Notable sections of civil society and politicians in Thailand want tougher regulations to access and use of marijuana after recent reports of overuse and use by children emerge.
Thailand became the first country in Thailand to decriminalise the sale and use of cannabis.
Health minister Anutin Charnvirakul, who spearheaded the legislation, billed marijuana as a cash crop, and endorsed it for medical use.
The move spawned several shops selling local and imported strains, pre-rolled joints.
However, since then, the use of recreational activities has seen exponential growth.
Now, doctors and some politicians want tougher regulations for the use of marijuana or even a ban.
The legislation to govern, cultivate, sale, and consumption of marijuana is still stuck in parliament as confusion over the aspects of legality remain.

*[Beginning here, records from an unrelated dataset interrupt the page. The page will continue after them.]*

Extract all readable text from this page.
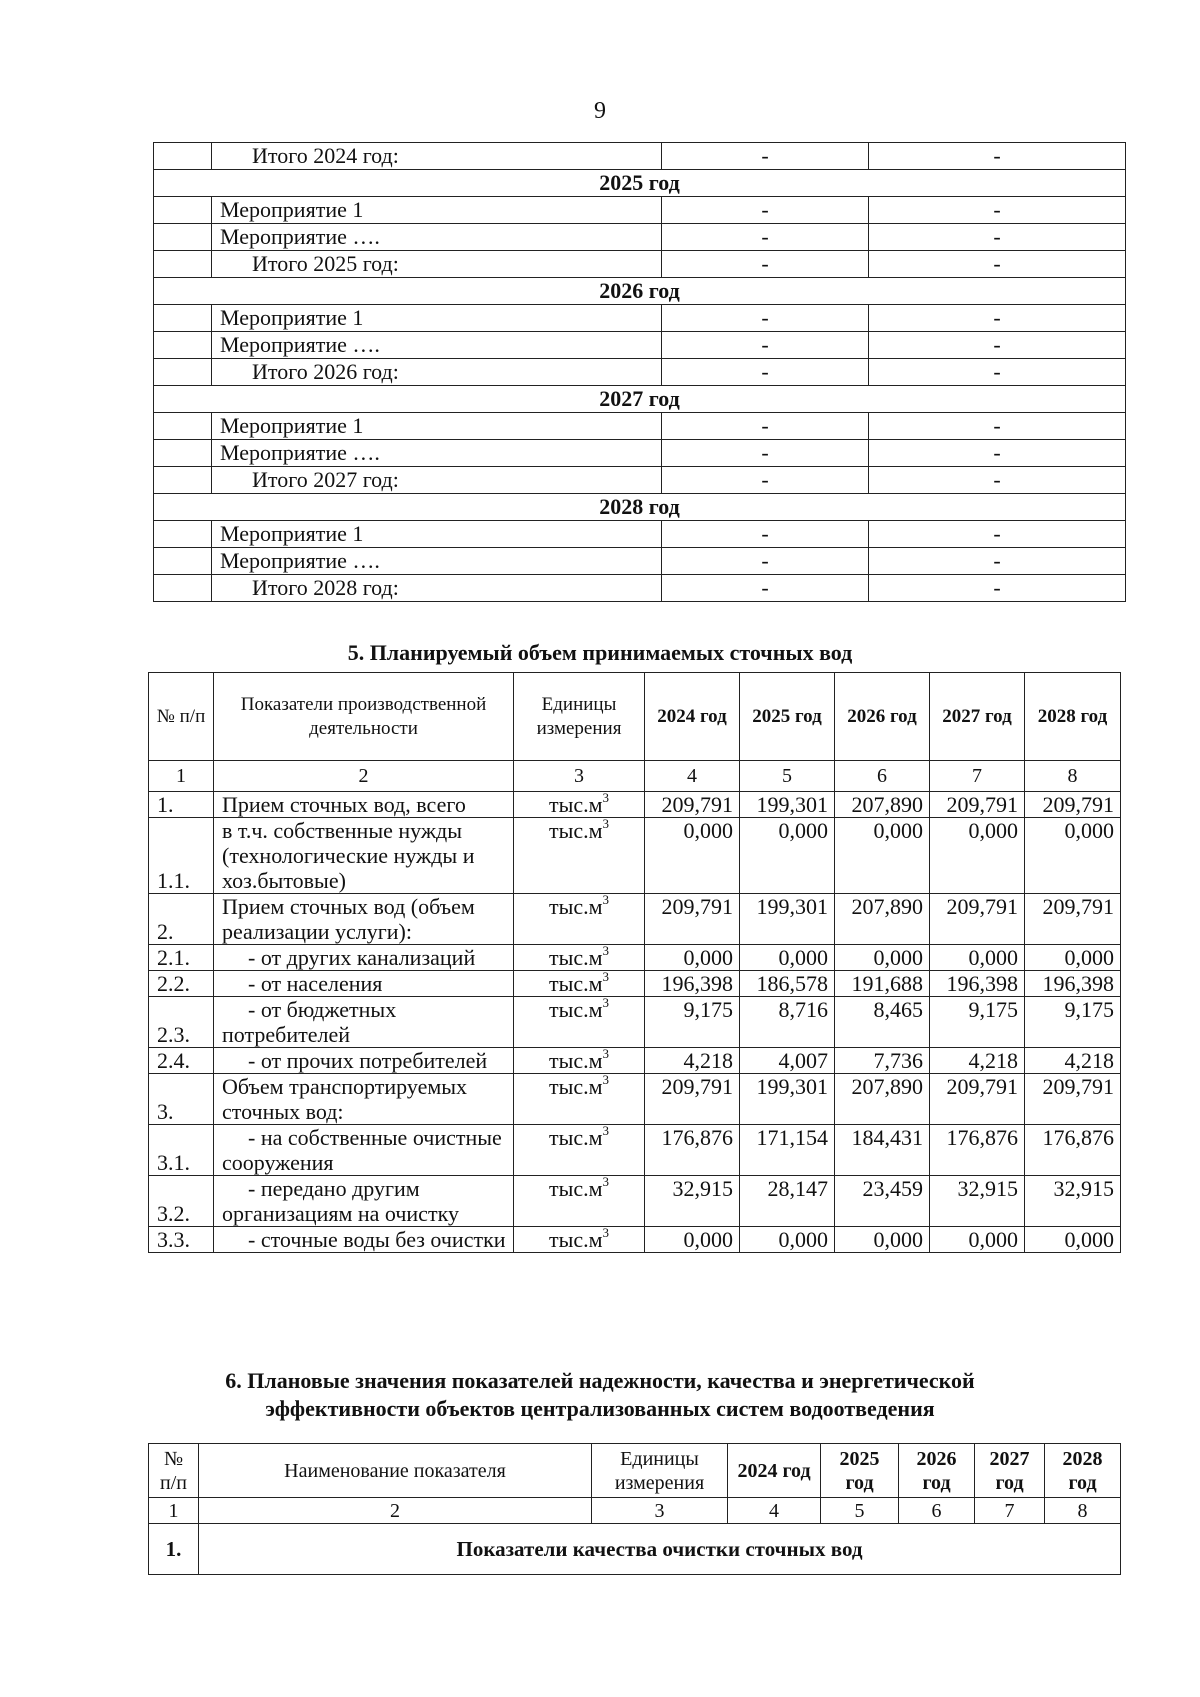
9
	Итого 2024 год:	-	-
2025 год			
	Мероприятие 1	-	-
	Мероприятие ….	-	-
	Итого 2025 год:	-	-
2026 год			
	Мероприятие 1	-	-
	Мероприятие ….	-	-
	Итого 2026 год:	-	-
2027 год			
	Мероприятие 1	-	-
	Мероприятие ….	-	-
	Итого 2027 год:	-	-
2028 год			
	Мероприятие 1	-	-
	Мероприятие ….	-	-
	Итого 2028 год:	-	-
5. Планируемый объем принимаемых сточных вод
№ п/п	Показатели производственной деятельности	Единицы измерения	2024 год	2025 год	2026 год	2027 год	2028 год
1	2	3	4	5	6	7	8
1.	Прием сточных вод, всего	$тыс.м^3$	209,791	199,301	207,890	209,791	209,791
1.1.	в т.ч. собственные нужды (технологические нужды и хоз.бытовые)	$тыс.м^3$	0,000	0,000	0,000	0,000	0,000
2.	Прием сточных вод (объем реализации услуги):	$тыс.м^3$	209,791	199,301	207,890	209,791	209,791
2.1.	- от других канализаций	$тыс.м^3$	0,000	0,000	0,000	0,000	0,000
2.2.	- от населения	$тыс.м^3$	196,398	186,578	191,688	196,398	196,398
2.3.	- от бюджетных потребителей	$тыс.м^3$	9,175	8,716	8,465	9,175	9,175
2.4.	- от прочих потребителей	$тыс.м^3$	4,218	4,007	7,736	4,218	4,218
3.	Объем транспортируемых сточных вод:	$тыс.м^3$	209,791	199,301	207,890	209,791	209,791
3.1.	- на собственные очистные сооружения	$тыс.м^3$	176,876	171,154	184,431	176,876	176,876
3.2.	- передано другим организациям на очистку	$тыс.м^3$	32,915	28,147	23,459	32,915	32,915
3.3.	- сточные воды без очистки	$тыс.м^3$	0,000	0,000	0,000	0,000	0,000
6. Плановые значения показателей надежности, качества и энергетической
эффективности объектов централизованных систем водоотведения
№ п/п	Наименование показателя	Единицы измерения	2024 год	2025 год	2026 год	2027 год	2028 год
1	2	3	4	5	6	7	8
1.	Показатели качества очистки сточных вод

“We’re in a vacuum,” senator Somchai Sawangkarn told a domestic broadcaster on Wednesday.
He said that the announcements by the health ministry had not curbed recreational use.
Thailand legalises cannabis – What does this mean?
The row over the marijuana bill reached the judiciary last week after the president of Thailand’s association of forensic physicians, Smith Srisont, filed a petition to re-list it as a narcotic.
“It was wrong to not have governing laws before unlocking cannabis … it is not being used medically, but recreationally,” he told reporters.
Many business owners, who have reaped profits ever since cannabis was decriminalised, support greater regulation over the use, but have ruled out recriminalisation.
The chief executive of a medical cannabis business, Adam Group, Akira Wongwan, said the profit margins for recreational cannabis were “super high”.
“Most people still think at least they can get the profits now, even if regulations change,” said Akira.
A report by the University of the Thai Chamber of Commerce has estimated that the sector could be worth $1.2 billion by 2025.